GitHub Repository: probml/pyprobml
Path: blob/master/deprecated/notebooks/VIBDemo2021.ipynb
¹¹⁹² views

Kernel: Python 3

Variational Information Bottleneck Demo

This notebook aims to serve as a modern tutorial introduction to the variational information bottleneck method of Alemi et al 2016.

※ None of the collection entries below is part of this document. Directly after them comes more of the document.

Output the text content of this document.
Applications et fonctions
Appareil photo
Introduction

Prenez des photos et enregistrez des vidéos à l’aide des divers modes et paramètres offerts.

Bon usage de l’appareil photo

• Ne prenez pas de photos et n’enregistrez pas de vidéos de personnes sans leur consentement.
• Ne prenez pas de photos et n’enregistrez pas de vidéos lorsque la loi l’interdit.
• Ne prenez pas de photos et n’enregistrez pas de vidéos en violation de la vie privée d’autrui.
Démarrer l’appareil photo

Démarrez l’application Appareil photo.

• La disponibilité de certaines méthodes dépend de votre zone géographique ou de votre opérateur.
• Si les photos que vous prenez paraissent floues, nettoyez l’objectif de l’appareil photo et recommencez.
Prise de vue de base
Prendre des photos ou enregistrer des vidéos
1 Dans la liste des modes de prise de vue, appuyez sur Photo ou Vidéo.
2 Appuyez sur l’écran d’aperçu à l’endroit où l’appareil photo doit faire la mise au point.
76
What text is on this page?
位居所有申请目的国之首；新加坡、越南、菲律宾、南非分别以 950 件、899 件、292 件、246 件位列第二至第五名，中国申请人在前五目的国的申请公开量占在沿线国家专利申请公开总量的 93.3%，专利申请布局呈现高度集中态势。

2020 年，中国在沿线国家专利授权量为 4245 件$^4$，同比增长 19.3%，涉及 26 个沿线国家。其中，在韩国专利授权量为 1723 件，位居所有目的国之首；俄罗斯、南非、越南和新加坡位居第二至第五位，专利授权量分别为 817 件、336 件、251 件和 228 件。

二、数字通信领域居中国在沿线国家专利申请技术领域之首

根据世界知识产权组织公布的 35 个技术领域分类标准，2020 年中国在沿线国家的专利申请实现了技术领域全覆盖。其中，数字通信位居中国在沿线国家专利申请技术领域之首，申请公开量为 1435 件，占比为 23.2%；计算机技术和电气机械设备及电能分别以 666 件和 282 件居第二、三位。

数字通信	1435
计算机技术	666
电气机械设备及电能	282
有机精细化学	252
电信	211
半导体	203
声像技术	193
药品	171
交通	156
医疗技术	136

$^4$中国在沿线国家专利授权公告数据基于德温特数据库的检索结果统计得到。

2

Source: https://github.com/alexalemi/vib_demo/blob/master/VIBDemo2021.ipynb

Setup

We'll use pip to upgrade several packages. Its recommended to select a GPU runtype above. Use Runtime -> Change runtime type -> GPU before running this notebook.

Installs

In [2]:


!pip install --upgrade flax optax einops

Out[2]:

Requirement already satisfied: flax in /usr/local/lib/python3.7/dist-packages (0.3.6)
Requirement already satisfied: optax in /usr/local/lib/python3.7/dist-packages (0.1.0)
Requirement already satisfied: einops in /usr/local/lib/python3.7/dist-packages (0.4.0)
Requirement already satisfied: matplotlib in /usr/local/lib/python3.7/dist-packages (from flax) (3.2.2)
Requirement already satisfied: jax>=0.2.21 in /usr/local/lib/python3.7/dist-packages (from flax) (0.2.25)
Requirement already satisfied: numpy>=1.12 in /usr/local/lib/python3.7/dist-packages (from flax) (1.19.5)
Requirement already satisfied: msgpack in /usr/local/lib/python3.7/dist-packages (from flax) (1.0.3)
Requirement already satisfied: absl-py in /usr/local/lib/python3.7/dist-packages (from jax>=0.2.21->flax) (0.12.0)
Requirement already satisfied: opt-einsum in /usr/local/lib/python3.7/dist-packages (from jax>=0.2.21->flax) (3.3.0)
Requirement already satisfied: typing-extensions in /usr/local/lib/python3.7/dist-packages (from jax>=0.2.21->flax) (3.10.0.2)
Requirement already satisfied: scipy>=1.2.1 in /usr/local/lib/python3.7/dist-packages (from jax>=0.2.21->flax) (1.4.1)
Requirement already satisfied: jaxlib>=0.1.37 in /usr/local/lib/python3.7/dist-packages (from optax) (0.1.71+cuda111)
Requirement already satisfied: chex>=0.0.4 in /usr/local/lib/python3.7/dist-packages (from optax) (0.1.0)
Requirement already satisfied: six in /usr/local/lib/python3.7/dist-packages (from absl-py->jax>=0.2.21->flax) (1.15.0)
Requirement already satisfied: dm-tree>=0.1.5 in /usr/local/lib/python3.7/dist-packages (from chex>=0.0.4->optax) (0.1.6)
Requirement already satisfied: toolz>=0.9.0 in /usr/local/lib/python3.7/dist-packages (from chex>=0.0.4->optax) (0.11.2)
Requirement already satisfied: flatbuffers<3.0,>=1.12 in /usr/local/lib/python3.7/dist-packages (from jaxlib>=0.1.37->optax) (2.0)
Requirement already satisfied: kiwisolver>=1.0.1 in /usr/local/lib/python3.7/dist-packages (from matplotlib->flax) (1.3.2)
Requirement already satisfied: pyparsing!=2.0.4,!=2.1.2,!=2.1.6,>=2.0.1 in /usr/local/lib/python3.7/dist-packages (from matplotlib->flax) (3.0.6)
Requirement already satisfied: python-dateutil>=2.1 in /usr/local/lib/python3.7/dist-packages (from matplotlib->flax) (2.8.2)
Requirement already satisfied: cycler>=0.10 in /usr/local/lib/python3.7/dist-packages (from matplotlib->flax) (0.11.0)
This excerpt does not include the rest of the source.